Big Mama’s competence grows in Act III, once the mendacity of a spastic colon is revealed to be completely cancerous. “I wanted it to be a really strong take on Big Mama because she’s in the catbird seat,” she says. “A friend of a southern gentleman, Hob Bryan, the senior senator from Mississippi, explained it to me as a statute. He said, “Under Mississippi law, the widow has the right to remain on the plantation for the rest of her life.” There is no way that Big Mama will be disinherited. She will always eat a big steak until she dies.”
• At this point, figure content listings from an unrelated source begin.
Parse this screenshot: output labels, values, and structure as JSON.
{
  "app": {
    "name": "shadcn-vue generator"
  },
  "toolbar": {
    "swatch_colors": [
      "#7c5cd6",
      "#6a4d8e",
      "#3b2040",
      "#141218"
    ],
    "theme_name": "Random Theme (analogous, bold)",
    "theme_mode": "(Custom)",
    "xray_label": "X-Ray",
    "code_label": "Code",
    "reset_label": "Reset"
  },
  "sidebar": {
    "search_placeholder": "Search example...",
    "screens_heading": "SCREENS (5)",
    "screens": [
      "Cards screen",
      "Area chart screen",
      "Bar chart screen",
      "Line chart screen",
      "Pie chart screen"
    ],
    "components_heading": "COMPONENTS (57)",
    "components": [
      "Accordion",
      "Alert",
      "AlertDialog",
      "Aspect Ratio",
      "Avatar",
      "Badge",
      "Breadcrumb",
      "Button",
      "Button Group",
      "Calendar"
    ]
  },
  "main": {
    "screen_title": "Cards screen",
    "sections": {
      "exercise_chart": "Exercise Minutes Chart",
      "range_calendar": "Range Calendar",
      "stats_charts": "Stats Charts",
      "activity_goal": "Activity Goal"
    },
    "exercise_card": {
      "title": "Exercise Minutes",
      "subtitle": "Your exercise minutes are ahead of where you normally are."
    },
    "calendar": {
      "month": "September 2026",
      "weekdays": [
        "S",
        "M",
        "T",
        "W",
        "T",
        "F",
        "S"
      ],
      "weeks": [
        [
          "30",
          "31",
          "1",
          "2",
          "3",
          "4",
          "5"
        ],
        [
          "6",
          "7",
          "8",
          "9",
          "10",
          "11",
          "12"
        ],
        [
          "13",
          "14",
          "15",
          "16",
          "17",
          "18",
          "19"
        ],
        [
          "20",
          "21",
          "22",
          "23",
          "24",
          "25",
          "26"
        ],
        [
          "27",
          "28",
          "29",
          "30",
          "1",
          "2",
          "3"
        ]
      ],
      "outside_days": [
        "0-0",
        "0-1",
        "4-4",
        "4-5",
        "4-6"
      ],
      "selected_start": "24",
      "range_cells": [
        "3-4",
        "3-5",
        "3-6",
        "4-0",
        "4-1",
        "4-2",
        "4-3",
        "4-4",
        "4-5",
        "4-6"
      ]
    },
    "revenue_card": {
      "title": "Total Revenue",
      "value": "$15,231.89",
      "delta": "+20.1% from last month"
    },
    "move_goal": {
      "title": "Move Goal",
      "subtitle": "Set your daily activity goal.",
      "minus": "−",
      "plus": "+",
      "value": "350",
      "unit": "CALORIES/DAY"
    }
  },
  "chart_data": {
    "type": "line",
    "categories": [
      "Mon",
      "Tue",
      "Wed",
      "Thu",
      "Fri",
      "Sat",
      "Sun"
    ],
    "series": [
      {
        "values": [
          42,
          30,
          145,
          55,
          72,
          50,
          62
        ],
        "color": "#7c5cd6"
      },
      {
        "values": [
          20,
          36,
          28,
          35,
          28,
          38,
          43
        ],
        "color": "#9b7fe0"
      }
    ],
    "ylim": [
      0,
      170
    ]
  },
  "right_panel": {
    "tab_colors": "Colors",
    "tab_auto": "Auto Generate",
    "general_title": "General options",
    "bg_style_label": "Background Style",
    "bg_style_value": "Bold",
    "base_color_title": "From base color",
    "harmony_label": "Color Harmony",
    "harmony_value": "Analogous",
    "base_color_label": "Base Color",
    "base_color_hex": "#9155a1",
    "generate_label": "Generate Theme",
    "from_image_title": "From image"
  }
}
The version of Cat on a hot tin roof presented in St. Clements is the one Williams restored for the 1974 Broadway revival starring Elizabeth Ashley and Keir Dullea. Blasphemy has been reinstated, along with passages director Elia Kazan Williams removed from the original 1955 production. There’s more good news: two of Gooper and Mae Pollitt’s “no-neck monsters” didn’t make the finals. The result, Fraser believes, may shock customers, especially those who remember the even more castrated film.
Fraser, from a Tony-nominated musical past (1988) Romance/Romance and from 1991 The Secret Garden), has more than strippers and widows-to-be in her gallery. She is a wonderfully deranged nun (Charles Busch’s .) The Divine Sister), two first ladies (Nancy Reagan and Betty Ford, both in Michael John LaChiusa’s) First Daughters Suite), singers with beehive ‘dos, an arrogant old-fashioned aristocrat (Shaw’s Heartbreak House), and Lizzie Borden.
As an acting survivor, in short, she’s up for anything, with the following qualifications: “as long as it’s an interesting piece with dedicated, passionate people involved in my process, which is basically, ‘I want that show to be great. You “You can listen to what I have to say about it or not. I may have ten bad ideas, but I’ll have one or two great ideas. You listen to them all, and you edit them, okay?” That’s really what Joe does.”
And that’s the little secret that keeps her working chronically.